From the company's perspective, there are three common benefits of Pre-IPOs: first, the need for funding during the ambitious period of going public, which can be used for expansion, mergers and acquisitions, R&D, and compliance costs; second, providing more controlled liquidity for early employees and longstanding shareholders, enhancing stability, expectations, and incentives; third, practicing pre-disclosure exercises and internal governance, transforming the company into a state more aligned with the public market.
For individual investors, Pre-IPOs are particularly important because they somewhat bridge the opportunity gap. Previous options were either participating very early without clear entry channels or waiting until listing to get an entry ticket.

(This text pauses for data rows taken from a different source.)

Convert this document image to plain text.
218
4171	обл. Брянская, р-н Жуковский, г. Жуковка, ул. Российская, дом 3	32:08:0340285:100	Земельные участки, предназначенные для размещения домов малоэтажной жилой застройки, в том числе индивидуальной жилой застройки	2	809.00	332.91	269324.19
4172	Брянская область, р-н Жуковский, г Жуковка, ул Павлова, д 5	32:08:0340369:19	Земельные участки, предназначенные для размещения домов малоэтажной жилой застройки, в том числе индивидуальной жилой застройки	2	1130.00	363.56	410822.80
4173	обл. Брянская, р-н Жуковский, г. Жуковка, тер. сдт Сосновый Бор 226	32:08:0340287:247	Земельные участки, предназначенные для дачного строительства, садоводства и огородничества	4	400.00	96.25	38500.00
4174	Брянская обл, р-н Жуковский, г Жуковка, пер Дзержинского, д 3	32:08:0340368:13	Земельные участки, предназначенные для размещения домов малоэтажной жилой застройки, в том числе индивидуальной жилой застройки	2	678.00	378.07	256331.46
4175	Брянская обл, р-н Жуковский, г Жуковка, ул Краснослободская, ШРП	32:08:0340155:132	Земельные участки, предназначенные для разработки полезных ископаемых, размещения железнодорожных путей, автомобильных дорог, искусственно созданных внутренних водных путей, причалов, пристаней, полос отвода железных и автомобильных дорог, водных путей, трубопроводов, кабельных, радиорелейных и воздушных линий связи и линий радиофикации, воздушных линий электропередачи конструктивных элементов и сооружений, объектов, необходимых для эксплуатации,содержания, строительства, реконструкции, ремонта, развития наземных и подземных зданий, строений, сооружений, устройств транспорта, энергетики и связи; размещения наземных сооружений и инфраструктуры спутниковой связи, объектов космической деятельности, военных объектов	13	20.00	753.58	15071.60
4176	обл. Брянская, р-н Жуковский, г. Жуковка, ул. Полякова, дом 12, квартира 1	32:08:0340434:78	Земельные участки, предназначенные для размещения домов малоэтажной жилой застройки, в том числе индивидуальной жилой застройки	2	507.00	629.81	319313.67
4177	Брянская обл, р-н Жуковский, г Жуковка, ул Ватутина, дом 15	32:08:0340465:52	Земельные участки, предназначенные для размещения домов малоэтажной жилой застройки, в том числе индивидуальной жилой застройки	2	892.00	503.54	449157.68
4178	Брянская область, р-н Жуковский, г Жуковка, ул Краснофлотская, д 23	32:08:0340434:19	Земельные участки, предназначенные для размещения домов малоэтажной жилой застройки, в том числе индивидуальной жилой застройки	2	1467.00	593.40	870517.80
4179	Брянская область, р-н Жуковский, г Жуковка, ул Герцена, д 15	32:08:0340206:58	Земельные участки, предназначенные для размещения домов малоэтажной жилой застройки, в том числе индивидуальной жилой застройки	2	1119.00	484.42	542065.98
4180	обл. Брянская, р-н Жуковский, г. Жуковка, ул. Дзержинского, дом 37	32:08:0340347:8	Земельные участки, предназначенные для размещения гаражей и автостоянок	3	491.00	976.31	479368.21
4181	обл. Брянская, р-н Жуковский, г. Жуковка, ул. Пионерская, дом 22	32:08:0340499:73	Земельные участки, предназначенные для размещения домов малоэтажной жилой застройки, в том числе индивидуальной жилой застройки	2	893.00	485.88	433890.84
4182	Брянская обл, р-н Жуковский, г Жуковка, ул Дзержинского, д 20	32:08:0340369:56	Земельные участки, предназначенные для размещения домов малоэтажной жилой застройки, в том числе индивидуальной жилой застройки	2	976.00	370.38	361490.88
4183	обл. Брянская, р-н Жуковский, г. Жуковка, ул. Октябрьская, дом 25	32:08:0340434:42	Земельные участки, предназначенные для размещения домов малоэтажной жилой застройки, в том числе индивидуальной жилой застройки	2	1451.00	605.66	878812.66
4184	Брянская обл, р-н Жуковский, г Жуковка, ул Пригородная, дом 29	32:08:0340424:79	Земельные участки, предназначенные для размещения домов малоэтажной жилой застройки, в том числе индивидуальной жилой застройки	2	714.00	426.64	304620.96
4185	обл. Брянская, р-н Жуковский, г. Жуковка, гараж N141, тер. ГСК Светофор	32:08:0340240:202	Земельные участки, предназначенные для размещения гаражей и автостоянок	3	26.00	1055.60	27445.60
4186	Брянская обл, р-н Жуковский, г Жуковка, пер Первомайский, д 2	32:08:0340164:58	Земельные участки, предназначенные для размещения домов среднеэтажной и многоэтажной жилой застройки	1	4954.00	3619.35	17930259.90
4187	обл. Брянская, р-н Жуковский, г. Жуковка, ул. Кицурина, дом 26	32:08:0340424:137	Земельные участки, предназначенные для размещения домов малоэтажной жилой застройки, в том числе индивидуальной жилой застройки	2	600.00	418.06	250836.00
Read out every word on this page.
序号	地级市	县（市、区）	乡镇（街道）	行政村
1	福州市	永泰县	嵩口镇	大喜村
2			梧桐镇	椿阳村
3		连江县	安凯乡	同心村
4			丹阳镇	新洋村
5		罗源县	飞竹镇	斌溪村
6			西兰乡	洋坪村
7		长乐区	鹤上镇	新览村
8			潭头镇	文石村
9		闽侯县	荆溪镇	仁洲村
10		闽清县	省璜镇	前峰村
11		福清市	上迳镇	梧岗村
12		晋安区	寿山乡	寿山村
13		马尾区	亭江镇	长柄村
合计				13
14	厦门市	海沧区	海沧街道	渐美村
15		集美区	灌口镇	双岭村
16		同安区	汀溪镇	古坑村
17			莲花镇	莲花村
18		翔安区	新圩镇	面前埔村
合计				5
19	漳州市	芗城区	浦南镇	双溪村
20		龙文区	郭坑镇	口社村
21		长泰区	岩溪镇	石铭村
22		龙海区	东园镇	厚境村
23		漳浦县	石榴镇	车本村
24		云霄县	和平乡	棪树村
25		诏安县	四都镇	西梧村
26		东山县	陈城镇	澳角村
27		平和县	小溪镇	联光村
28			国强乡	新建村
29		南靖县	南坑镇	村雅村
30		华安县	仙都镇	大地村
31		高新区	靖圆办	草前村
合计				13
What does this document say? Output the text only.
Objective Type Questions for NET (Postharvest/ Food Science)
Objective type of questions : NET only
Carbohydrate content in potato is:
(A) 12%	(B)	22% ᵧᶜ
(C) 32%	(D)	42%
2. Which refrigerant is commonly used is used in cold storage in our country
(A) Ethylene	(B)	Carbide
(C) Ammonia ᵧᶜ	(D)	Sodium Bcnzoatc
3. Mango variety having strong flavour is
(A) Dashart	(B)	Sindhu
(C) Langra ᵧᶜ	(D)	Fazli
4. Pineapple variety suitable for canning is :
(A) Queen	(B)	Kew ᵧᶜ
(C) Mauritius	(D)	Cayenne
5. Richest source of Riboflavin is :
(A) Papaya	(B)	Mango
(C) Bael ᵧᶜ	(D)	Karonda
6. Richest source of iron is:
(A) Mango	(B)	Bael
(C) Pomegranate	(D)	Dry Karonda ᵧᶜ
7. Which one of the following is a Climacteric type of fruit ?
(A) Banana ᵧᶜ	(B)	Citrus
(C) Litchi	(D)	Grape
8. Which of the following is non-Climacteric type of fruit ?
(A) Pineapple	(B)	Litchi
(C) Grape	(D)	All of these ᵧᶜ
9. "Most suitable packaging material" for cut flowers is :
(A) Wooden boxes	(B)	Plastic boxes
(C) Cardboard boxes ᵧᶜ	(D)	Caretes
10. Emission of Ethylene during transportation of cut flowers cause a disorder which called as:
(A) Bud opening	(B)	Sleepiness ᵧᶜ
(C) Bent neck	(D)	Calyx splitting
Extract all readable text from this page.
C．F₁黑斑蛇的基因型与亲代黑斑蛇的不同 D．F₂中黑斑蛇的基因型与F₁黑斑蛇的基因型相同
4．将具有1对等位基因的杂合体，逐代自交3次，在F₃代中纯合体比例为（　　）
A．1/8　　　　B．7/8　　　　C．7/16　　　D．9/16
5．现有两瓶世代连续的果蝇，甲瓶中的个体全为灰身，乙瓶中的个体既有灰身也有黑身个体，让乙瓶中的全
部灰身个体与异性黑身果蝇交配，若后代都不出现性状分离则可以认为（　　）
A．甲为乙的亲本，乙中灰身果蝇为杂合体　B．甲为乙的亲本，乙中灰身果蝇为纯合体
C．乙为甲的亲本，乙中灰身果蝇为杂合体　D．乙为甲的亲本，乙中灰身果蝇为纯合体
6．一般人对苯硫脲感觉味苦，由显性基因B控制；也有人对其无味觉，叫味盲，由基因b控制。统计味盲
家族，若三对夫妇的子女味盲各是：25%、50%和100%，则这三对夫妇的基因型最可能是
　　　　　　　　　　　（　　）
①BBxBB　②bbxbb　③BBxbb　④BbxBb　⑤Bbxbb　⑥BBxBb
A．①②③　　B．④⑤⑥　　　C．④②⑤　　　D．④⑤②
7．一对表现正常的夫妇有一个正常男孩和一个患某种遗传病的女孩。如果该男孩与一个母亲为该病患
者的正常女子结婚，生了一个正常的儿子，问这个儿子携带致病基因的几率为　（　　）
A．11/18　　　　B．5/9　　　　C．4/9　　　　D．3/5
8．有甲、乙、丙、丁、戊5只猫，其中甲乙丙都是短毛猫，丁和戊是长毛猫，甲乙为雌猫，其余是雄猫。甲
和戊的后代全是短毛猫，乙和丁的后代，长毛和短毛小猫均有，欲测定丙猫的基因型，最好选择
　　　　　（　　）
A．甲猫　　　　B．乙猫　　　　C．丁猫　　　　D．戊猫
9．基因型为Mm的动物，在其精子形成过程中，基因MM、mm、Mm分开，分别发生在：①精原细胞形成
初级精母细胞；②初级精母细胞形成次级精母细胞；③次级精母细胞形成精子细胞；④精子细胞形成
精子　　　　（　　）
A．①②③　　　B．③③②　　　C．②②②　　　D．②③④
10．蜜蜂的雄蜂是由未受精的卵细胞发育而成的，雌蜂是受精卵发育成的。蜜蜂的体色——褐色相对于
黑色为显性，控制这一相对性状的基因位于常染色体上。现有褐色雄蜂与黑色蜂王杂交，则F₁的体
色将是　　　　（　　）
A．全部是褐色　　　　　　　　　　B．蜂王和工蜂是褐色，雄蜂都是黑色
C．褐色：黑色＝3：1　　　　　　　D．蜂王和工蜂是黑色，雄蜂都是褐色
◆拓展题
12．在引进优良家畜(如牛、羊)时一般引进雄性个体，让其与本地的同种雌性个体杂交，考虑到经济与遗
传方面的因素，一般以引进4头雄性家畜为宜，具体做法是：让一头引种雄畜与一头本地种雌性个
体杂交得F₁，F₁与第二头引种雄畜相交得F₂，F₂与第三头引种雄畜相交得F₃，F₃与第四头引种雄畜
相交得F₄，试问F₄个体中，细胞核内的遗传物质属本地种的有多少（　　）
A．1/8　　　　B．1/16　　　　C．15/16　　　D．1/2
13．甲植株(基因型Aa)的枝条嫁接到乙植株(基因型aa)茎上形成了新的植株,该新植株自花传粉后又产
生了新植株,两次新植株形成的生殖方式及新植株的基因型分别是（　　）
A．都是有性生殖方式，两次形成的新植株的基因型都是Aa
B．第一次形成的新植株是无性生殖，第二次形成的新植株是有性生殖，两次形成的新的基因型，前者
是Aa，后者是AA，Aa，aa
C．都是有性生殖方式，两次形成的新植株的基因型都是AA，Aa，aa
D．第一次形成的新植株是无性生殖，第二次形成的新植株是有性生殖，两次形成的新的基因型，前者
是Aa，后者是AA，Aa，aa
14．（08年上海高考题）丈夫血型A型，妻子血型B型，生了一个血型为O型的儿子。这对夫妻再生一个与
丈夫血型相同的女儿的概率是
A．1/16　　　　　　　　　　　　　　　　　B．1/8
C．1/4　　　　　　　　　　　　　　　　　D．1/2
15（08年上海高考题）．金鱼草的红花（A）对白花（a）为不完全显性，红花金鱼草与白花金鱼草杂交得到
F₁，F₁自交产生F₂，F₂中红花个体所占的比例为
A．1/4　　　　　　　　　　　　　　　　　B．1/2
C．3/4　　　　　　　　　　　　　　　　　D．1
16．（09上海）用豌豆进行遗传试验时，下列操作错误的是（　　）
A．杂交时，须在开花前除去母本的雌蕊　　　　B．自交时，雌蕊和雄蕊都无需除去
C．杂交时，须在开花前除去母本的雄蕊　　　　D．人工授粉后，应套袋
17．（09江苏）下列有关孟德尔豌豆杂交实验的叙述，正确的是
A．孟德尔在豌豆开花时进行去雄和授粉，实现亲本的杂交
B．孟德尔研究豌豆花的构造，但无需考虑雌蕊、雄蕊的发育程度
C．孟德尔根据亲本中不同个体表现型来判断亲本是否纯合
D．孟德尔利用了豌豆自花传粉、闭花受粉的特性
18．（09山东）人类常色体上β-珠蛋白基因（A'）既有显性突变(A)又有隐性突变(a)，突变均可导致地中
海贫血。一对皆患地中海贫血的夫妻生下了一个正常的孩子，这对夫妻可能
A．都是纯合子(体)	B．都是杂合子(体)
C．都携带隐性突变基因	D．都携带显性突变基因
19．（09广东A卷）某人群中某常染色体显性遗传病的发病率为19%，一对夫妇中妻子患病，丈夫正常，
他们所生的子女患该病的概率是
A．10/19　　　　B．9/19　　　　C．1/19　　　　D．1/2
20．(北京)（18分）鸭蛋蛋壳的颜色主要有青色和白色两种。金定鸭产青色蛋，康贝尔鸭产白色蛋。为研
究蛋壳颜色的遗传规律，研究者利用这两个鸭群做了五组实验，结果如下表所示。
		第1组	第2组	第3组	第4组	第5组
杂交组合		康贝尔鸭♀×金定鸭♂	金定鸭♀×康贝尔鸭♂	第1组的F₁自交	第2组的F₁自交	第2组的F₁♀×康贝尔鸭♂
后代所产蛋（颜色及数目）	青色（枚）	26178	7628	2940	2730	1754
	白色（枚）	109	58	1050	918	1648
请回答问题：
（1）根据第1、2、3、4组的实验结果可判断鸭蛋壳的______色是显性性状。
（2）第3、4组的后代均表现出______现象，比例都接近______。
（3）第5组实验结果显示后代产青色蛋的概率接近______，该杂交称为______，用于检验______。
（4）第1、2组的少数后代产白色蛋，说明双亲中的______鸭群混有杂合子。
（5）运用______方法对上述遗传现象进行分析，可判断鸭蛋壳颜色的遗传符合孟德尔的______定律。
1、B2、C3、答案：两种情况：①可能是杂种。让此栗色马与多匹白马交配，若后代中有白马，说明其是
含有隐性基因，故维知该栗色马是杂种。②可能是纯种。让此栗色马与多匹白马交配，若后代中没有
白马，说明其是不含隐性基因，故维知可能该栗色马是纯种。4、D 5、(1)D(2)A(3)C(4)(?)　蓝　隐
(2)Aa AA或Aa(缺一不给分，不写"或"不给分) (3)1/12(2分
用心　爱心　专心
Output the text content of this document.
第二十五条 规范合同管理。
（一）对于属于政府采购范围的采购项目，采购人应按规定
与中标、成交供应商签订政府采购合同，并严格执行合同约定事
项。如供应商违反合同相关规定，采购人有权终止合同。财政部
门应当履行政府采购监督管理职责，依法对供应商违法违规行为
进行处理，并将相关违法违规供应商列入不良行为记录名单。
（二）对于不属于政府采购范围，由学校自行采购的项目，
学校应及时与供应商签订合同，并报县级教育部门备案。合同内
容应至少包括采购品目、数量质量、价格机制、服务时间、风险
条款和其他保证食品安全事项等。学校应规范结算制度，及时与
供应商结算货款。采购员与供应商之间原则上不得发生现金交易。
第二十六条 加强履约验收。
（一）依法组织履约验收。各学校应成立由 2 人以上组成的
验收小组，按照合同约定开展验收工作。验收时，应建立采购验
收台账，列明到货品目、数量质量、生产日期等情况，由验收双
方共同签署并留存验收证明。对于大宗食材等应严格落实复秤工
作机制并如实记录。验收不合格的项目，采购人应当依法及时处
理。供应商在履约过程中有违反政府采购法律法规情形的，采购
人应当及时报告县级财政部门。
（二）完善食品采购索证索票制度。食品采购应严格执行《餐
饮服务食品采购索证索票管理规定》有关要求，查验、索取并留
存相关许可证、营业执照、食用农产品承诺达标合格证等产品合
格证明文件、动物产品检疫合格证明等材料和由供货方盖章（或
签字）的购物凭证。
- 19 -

If the Pre-IPO market can become more transparent and standardized within a regulatory framework, managing expectations through disclosure classifications, lock-up periods, risk segmentation, and understandable exit mechanisms, it can transform the period that was previously dominated by institutions into a timeframe that more participants can evaluate and bear.
Of course, the bridge is not without risks. Pre-IPOs still face challenges such as information asymmetry, valuation volatility, liquidity uncertainty, and exit periods.
Therefore, a healthy Pre-IPO ecosystem mainly depends on clarifying rules: clear ownership, transparent conditions, expected exits, proper management, and full risk disclosure.
If we consider the capital market as a fast track from innovation to managing public wealth, then the private market is the corridor, IPO is the entrance, and the secondary market is the main road.
Pre-IPOs are those often-missing stage that more smoothly connect companies and markets: enabling companies to enter the public market more stably, and allowing investors to participate early in growth-phase profits, while respecting risks and rules.